Soft Skills vs. Hard Skills in the Martial Arts

There is a tendency to teach hard skills - structure, technique, footwork, et cetera - when teaching new students, with the idea that they have to understand those before soft skills - measure, timing, touch, and decision-making - can be of any use to them.  I believe this approach is mistaken.

There are practical reasons for teaching it this way - knowing when to throw a punch is less useful than knowing how to throw a punch, to use the most basic example - but I increasingly believe that the two skillsets need to be taught in parallel.  Let's use an example from my experience.

Fiore's first master and first two plays of the longsword in two hands goes from a crossing at the point, breaks sword-to-sword contact, and thrusts.  It's dirt-simple, but as I keep hearing in shinkage, it is simple, it is not easy.  It's also almost all soft skills.  To teach that as part of a series to otherwise untrained students, the hard-skills component is:

Start far out.  Throw a mandritto fendente (yes, I see your hand - that means descending blow from right) with intent to hit, with a passing step (yes, I see your hand - that means your back foot passes so it's in front).  Defender parries and swords meet at a tip or near-tip crossing.  Either player can at this point allow the other to think they've "won" the bind, break contact, and thrust.  To do this, you have to know how to throw a blow, how to step, and how to thrust - all structure, technique, and footwork items, and all things that are individual things to iron out and smooth to perfection.  What are the soft skills?

First, what is "out of range?" The two combatants have to know what their range is, and the attacker has to have a sense of where to launch from.  The defender, in turn, has to have an idea of timing and measure in order to make the parry in the first place, and cross at the tip specifically, because that is this particular play.  Both attacker and defender need to develop a feel for blade-on-blade contact and leverage, and a sense of their opponent's timing so they can slip the crossing and thrust.  They need to be able to evaluate whether this play is even practical from their particular position, or if they need to reposition or choose a different course.

Thus, in the very first play, the one that is basically a quick-draw contest because neither player has an advantage at that crossing, we have both hard skills and soft skills, and because so much of that play is devoted to twitch-muscle decision-making, most of the skills are actually soft.  Misapplication of soft skills puts the two combatants too close and makes the play just not work.  Crossing swords from the wrong side, same effect.  Mis-timing the thrust, or mis-reading pressure on the blade, same effect.

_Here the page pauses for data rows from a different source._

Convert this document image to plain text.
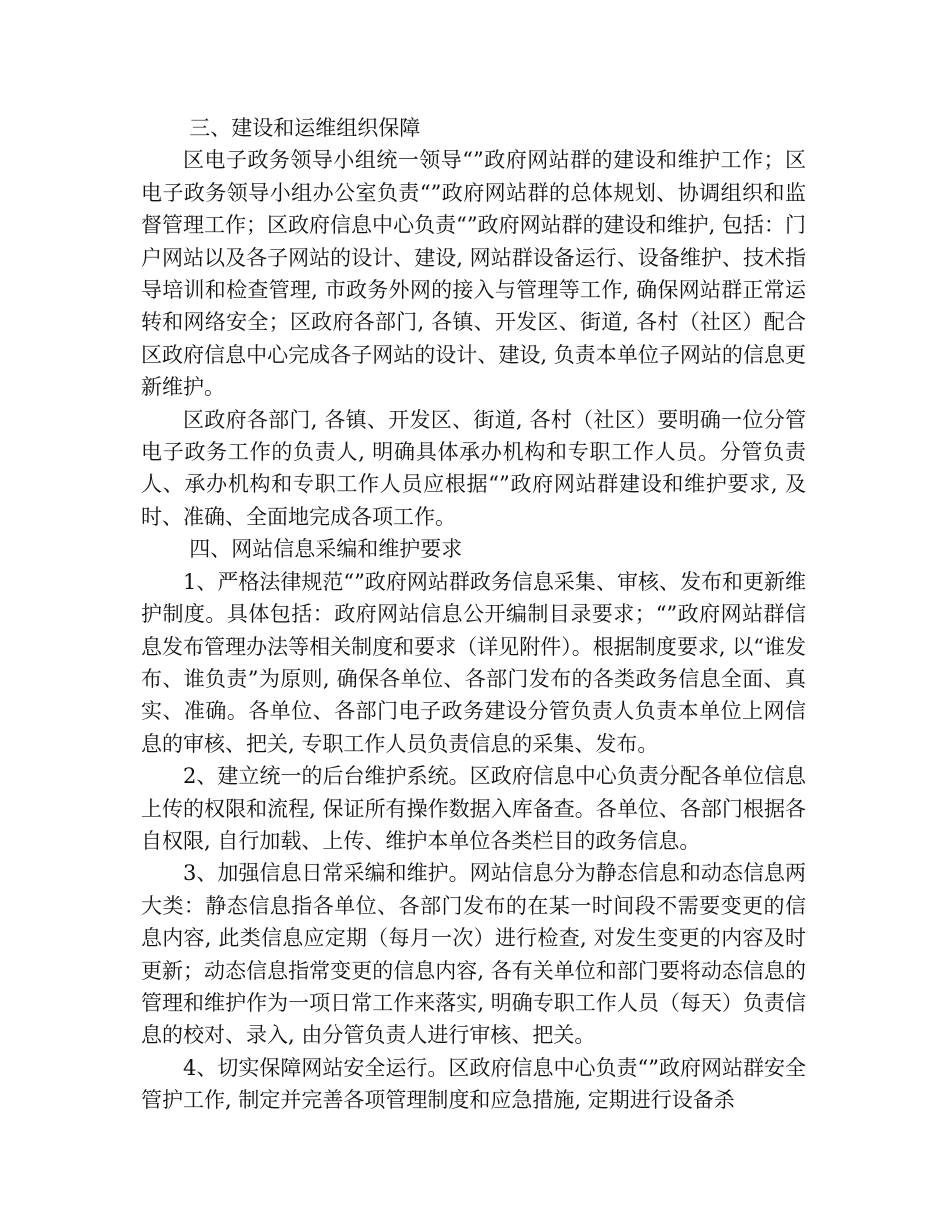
三、建设和运维组织保障

区电子政务领导小组统一领导“”政府网站群的建设和维护工作；区电子政务领导小组办公室负责“”政府网站群的总体规划、协调组织和监督管理工作；区政府信息中心负责“”政府网站群的建设和维护, 包括：门户网站以及各子网站的设计、建设, 网站群设备运行、设备维护、技术指导培训和检查管理, 市政务外网的接入与管理等工作, 确保网站群正常运转和网络安全；区政府各部门, 各镇、开发区、街道, 各村（社区）配合区政府信息中心完成各子网站的设计、建设, 负责本单位子网站的信息更新维护。

区政府各部门, 各镇、开发区、街道, 各村（社区）要明确一位分管电子政务工作的负责人, 明确具体承办机构和专职工作人员。分管负责人、承办机构和专职工作人员应根据“”政府网站群建设和维护要求, 及时、准确、全面地完成各项工作。

四、网站信息采编和维护要求

1、严格法律规范“”政府网站群政务信息采集、审核、发布和更新维护制度。具体包括：政府网站信息公开编制目录要求；“”政府网站群信息发布管理办法等相关制度和要求（详见附件）。根据制度要求, 以“谁发布、谁负责”为原则, 确保各单位、各部门发布的各类政务信息全面、真实、准确。各单位、各部门电子政务建设分管负责人负责本单位上网信息的审核、把关, 专职工作人员负责信息的采集、发布。

2、建立统一的后台维护系统。区政府信息中心负责分配各单位信息上传的权限和流程, 保证所有操作数据入库备查。各单位、各部门根据各自权限, 自行加载、上传、维护本单位各类栏目的政务信息。

3、加强信息日常采编和维护。网站信息分为静态信息和动态信息两大类：静态信息指各单位、各部门发布的在某一时间段不需要变更的信息内容, 此类信息应定期（每月一次）进行检查, 对发生变更的内容及时更新；动态信息指常变更的信息内容, 各有关单位和部门要将动态信息的管理和维护作为一项日常工作来落实, 明确专职工作人员（每天）负责信息的校对、录入, 由分管负责人进行审核、把关。

4、切实保障网站安全运行。区政府信息中心负责“”政府网站群安全管护工作, 制定并完善各项管理制度和应急措施, 定期进行设备杀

So how do you train them in parallel?

I have come to believe very heavily in partnered drill, because there are limits to visualization and partners offer a completely different set of feedback.  It is difficult, for instance, to match a pell's timing, and working with a mix of partners allows someone to understand the minute variations in measure and timing (my son, for instance, has much longer arms and legs than I do, but a slower tempo).  Unfortunately, partnered drill works best in a structured training program, and this is not always an option.  That may be because of lack of partners, lack of time to develop the program, or even something as absurd as always having an odd number of people.  Hard skills are easier to teach and practice solo, because the body gives its own feedback and it is possible to make small discoveries without a partner.  There are many fine SCA knights, including at least one duke of my acquaintance, whose entire training program was basically solo training, and who are mostly self-taught.  Their hard skills are generally so fine-tuned that they automatically close soft-skill gaps.

Nevertheless, I believe that having a teacher or study partner is better than not having one, all else equal.  If you are going to do a dedicated program of study, you have to know the thing you are studying, so in the play above, I would of course do mechanics and footwork, but I would also focus on a couple of mutually reinforcing soft skills to pay attention to during slow work and drills, and discuss why they make a difference, in addition to discussing what right looks like.  For instance, in the Fiore play above, turning it into a drill with new combatants, I would focus on measure and "feel" - the sense of blade pressure and leverage - because that play only works at a tip crossing.  That way they get a mechanical discussion - keep your weight-commitment options open on the thrust, make every cut like you mean it - and also a soft-skills lesson that they can immediately see.

This is also where training in variations becomes important: teaching a rigid form of "it must be done this way" or "this is what the play says" doesn't actually capture the spirit of Fiore very well; Fiore's entire philosophy involves training to recognize the moment, make the decision in the moment, and execute the decision, not training to the playbook.  Therefore, training variations helps teach discernment about that moment.  What happens if the swords cross from the opposite side? Can the thrust still work? What happens at different leverage on the blade? What does that feel like? Personally, going into a lesson, I have a few variations thought out ahead of time, but I like to tell students to come up with their own, with my recommendations.

While it absolutely is vital that martial artists learn the "hard" skills, few people study martial arts so they can be the world's greatest at throwing a static punch; they study martial arts so they can learn the secrets that the "soft" skills encapsulate.  Teaching both, together, from the very beginning, will help students cover the ground between where they begin, and where they want to end, faster.